Als Nächstes fahren wir mit einer schön gestalteten Bahn durch eine Eiszeit, mit echten Eiswänden, und durch eine Vulkangegend. Dann geht es weiter mit der Menschheitsentwicklung bis in die Gegenwart. Alles ist liebevoll und einfach gestaltet. So kann man hier gut einige Zeit verbringen. Für uns ist es ein netter Zeitvertreib bis zur Fahrt an den Internationalen Flughafen von Johannisburg.

Flughafen von Johannesburg

Letzte Eindrücke von Südafrika

Der Flughafen von Johannesburg ist eine gute Autostunde vom Visitor Center von Morapeng entfernt. Über die Umgehungsstraße kommen wir nördlich an Johannesburg vorbei. Das ist uns ganz recht. Trotzdem kommen wir durch eine längere Marktstraße, die auf uns einen eher wilden Eindruck macht. Offenbar möchte unser Navi noch ein bisschen was erleben. So gestalten reichlich Leute auf der Straße und jede Menge Ampeln die Fahrt etwas mühsam, bis wir schließlich den N1 Western Bypass erreichen.
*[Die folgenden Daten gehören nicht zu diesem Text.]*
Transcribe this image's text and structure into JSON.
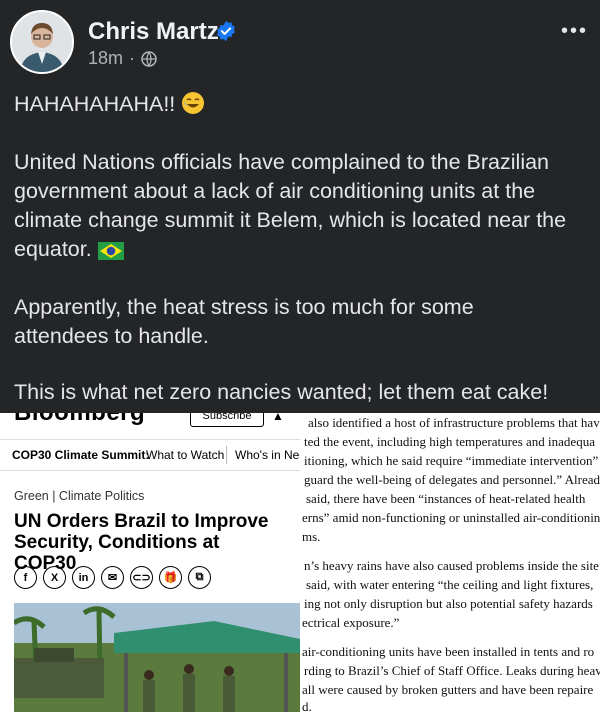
{
  "post": {
    "author": "Chris Martz",
    "time": "18m",
    "dot": "·",
    "more": "•••",
    "lines": [
      "HAHAHAHAHA!!",
      "United Nations officials have complained to the Brazilian",
      "government about a lack of air conditioning units at the",
      "climate change summit it Belem, which is located near the",
      "equator.",
      "Apparently, the heat stress is too much for some",
      "attendees to handle.",
      "This is what net zero nancies wanted; let them eat cake!"
    ],
    "icons": [
      "verified-badge-icon",
      "globe-icon",
      "laughing-emoji",
      "brazil-flag-emoji"
    ]
  },
  "article": {
    "brand": "Bloomberg",
    "subscribe": "Subscribe",
    "nav": [
      "COP30 Climate Summit:",
      "What to Watch",
      "Who's in Neg"
    ],
    "kicker": "Green | Climate Politics",
    "headline": "UN Orders Brazil to Improve Security, Conditions at COP30",
    "share_icons": [
      "f",
      "X",
      "in",
      "✉",
      "⊂⊃",
      "🎁",
      "⧉"
    ]
  },
  "clipping": {
    "lines": [
      "also identified a host of infrastructure problems that hav",
      "ted the event, including high temperatures and inadequa",
      "itioning, which he said require “immediate intervention”",
      "guard the well-being of delegates and personnel.” Alread",
      "said, there have been “instances of heat-related health",
      "erns” amid non-functioning or uninstalled air-conditionin",
      "ms.",
      "n’s heavy rains have also caused problems inside the site",
      "said, with water entering “the ceiling and light fixtures,",
      "ing not only disruption but also potential safety hazards",
      "ectrical exposure.”",
      "air-conditioning units have been installed in tents and ro",
      "rding to Brazil’s Chief of Staff Office. Leaks during heavy",
      "all were caused by broken gutters and have been repaire",
      "d."
    ]
  },
  "colors": {
    "bg": "#242526",
    "text": "#e4e6eb",
    "verified": "#1877f2"
  }
}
Auf der Mautstrecke herrscht ein deutlich höheres Verkehrsaufkommen. Dieser aber verläuft in geordneten Bahnen, sodass wir wieder rasch vorankommen. Was fehlt, ist eine Tankstelle. Eigentlich waren wir davon ausgegangen, dass entlang der Autobahn mehrere zu finden sein müssten. Falsch gedacht. Als Folge leuchtet unsere Tankanzeige schon eine bedrohlich lange Zeit. Doch bevor wir Nachschub finden, stehen wir auch schon am Flughafen.
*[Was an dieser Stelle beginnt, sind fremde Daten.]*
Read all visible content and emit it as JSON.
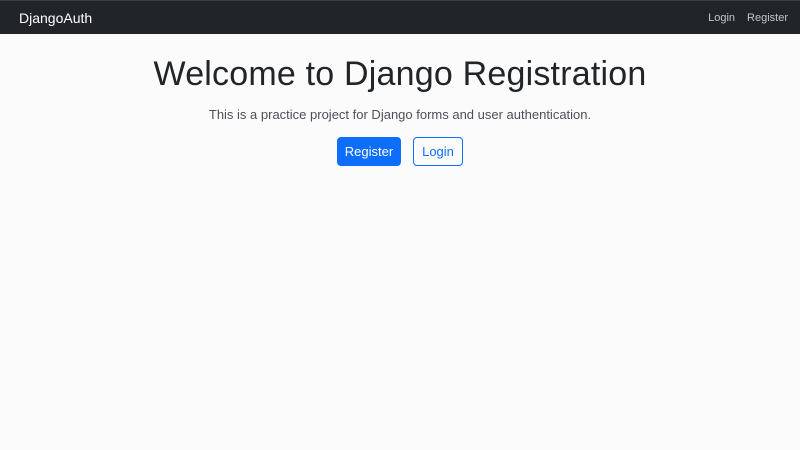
{
  "navbar": {
    "brand": "DjangoAuth",
    "links": [
      {
        "label": "Login"
      },
      {
        "label": "Register"
      }
    ]
  },
  "hero": {
    "title": "Welcome to Django Registration",
    "lead": "This is a practice project for Django forms and user authentication.",
    "primary_button": "Register",
    "secondary_button": "Login"
  },
  "colors": {
    "navbar_bg": "#212529",
    "primary": "#0d6efd",
    "page_bg": "#fcfbfc"
  }
}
Das Auto mit leerem Tank abgeben, kommt nicht in Frage. Dafür ist die Gebühr angesichts des Minitanks entschieden zu hoch. So irren wir bis zu einer Tanke im nächstgelegenen Shoppingcenter. Umso einfacher und unkomplizierter gestaltet sich anschließend die Fahrzeugrückgabe. Einfach Schlüssel abgeben und gehen. Ein paar Wochen später werden wir dann auch die Abrechnung für die Autobahngebühr erhalten.

Relaxt drehen wir mehrere Runden zu Fuß über den Flughafen und sind begeistert von der Töpferware, die in zwei Läden angeboten wird. Dazwischen treffen wir eines der italienischen Paare vom Royal Natal Nationalpark. Es stellt sich heraus, dass sie aus Madrid kommen, also doch eher Spanier sind. So haben wir noch eine schöne Unterhaltung, bevor die Maschine der Swiss pünktlich zum Einstieg bereit ist.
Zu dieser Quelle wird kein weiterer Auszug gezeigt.